Ma con lo scorrere dell'orologio, la sua prospettiva ha iniziato a cambiare. Negli ultimi anni osservando musicisti e pseudo artisti che sembravano e sembrano compiacersi di essere grossolani e offensivi, disse: “Quando ti rendi conto che la persona più stupida della discussione è dalla tua parte, significa che sei dalla parte sbagliata", disse Albini al The Guardian. In un mondo in cui la frizione verbale, per come la concepiva il musicista, ha perso la sua carica propulsiva e punk, tramutandosi in pura ignoranza, Albini ha riguardato al suo passato mettendolo mai come prima sotto esame. E in questa bolla odierna di urla, insulti e voci che dicono tutto ma in realtà non dicono nulla, ha preferito, per una sola volta, in quella lunga intervista, il silenzio, rotto solo dalla musica. E questo, forse, lo ha reso ancora il più punk di tutti.
È sostanzialmente impossibile dare la misura dell’importanza che ha avuto nell’evoluzione della scena musicale americana e mondiale utilizzando i parametri convenzionali, perché Steve Albini non ha inventato né un suono né uno stile, ma un metodo. “Sì, è la band a essere responsabile di un ottimo disco o di un disco orribile”, spiegò lui riguardo alla sua filosofia: “I diritti su un album sono dei gruppi. Io voglio essere pagato come un idraulico. Faccio il mio lavoro, e vengo pagato per quello che vale”. Non è una questione di appartenenza, anche Rick Rubin, all’inizio degli anni Ottanta, partì dalla nicchia, suonando con Husker Du e Minor Threat prima di inventare letteralmente quello che sarebbe diventato il mainstream dei decenni a venire con la Def Jam: Albini è sempre stato estremamente severo e coerente, innanzitutto con se stesso. La sua intransigenza non solo non l’ha elevato - a differenza del collega di New York - a deus ex machina da alta classifica (lui, comunque, avrebbe rifiutato, perché “fare parte dell'industria musicale mainstream è come fare parte di un racket: non c'è modo di essere coinvolto in un racket senza farcisi sporcare”), ma nemmeno gli ha permesso di ampliare la cerchia di potenziali amici - molto significativo, in questo senso, fu lo scontro con Amanda Palmer ai tempi di "Theatre is evil".
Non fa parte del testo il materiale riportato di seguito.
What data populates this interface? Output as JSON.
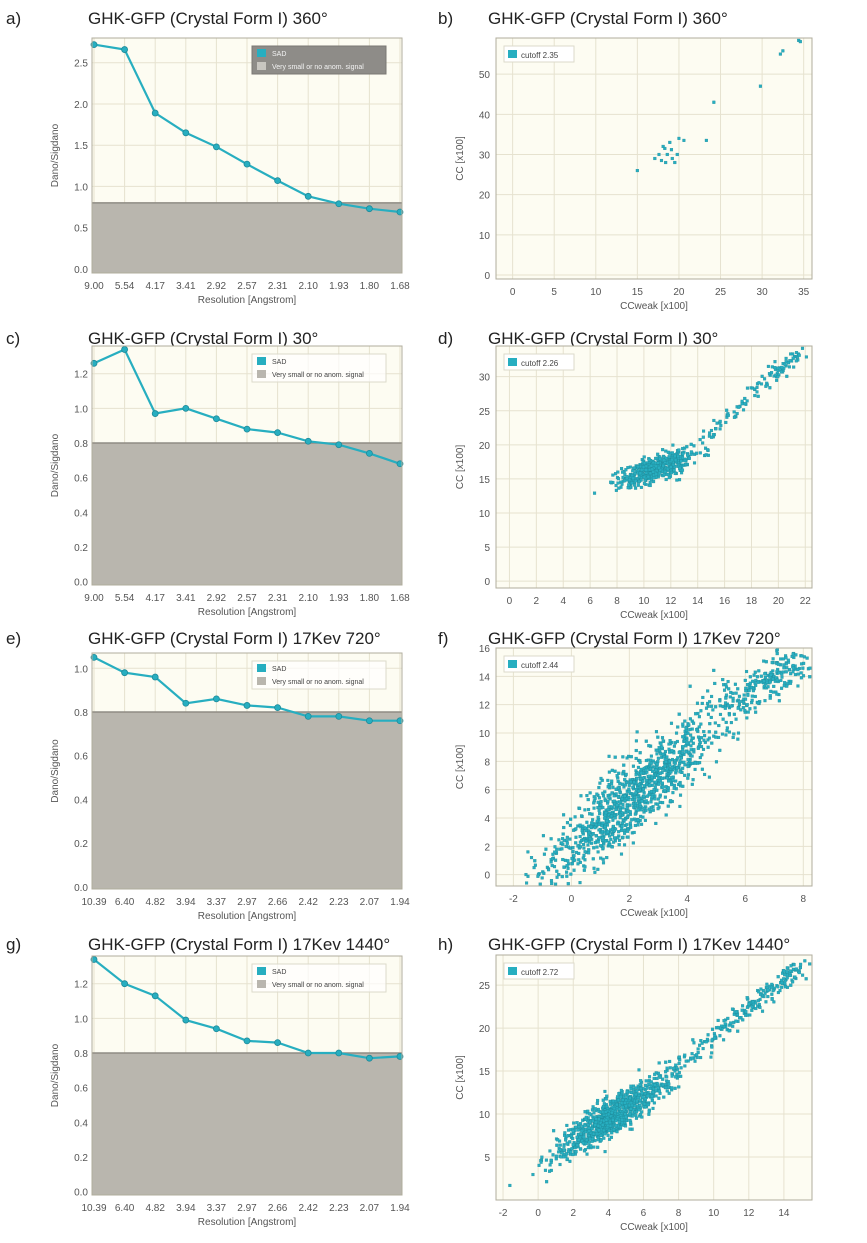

Tra i tanti meriti che ha avuto, ad Albini - guru suo malgrado per almeno un paio di generazioni di artisti - va riconosciuto quello di aver spazzato via quell’insopportabile patina di retorica che copre il 99% dei progetti artistici musicali - o sedicenti tali: lui viveva di musica, nel senso che ci pagava le bollette. E in un altro senso, più elevato, che riguardava solo e soltanto lui.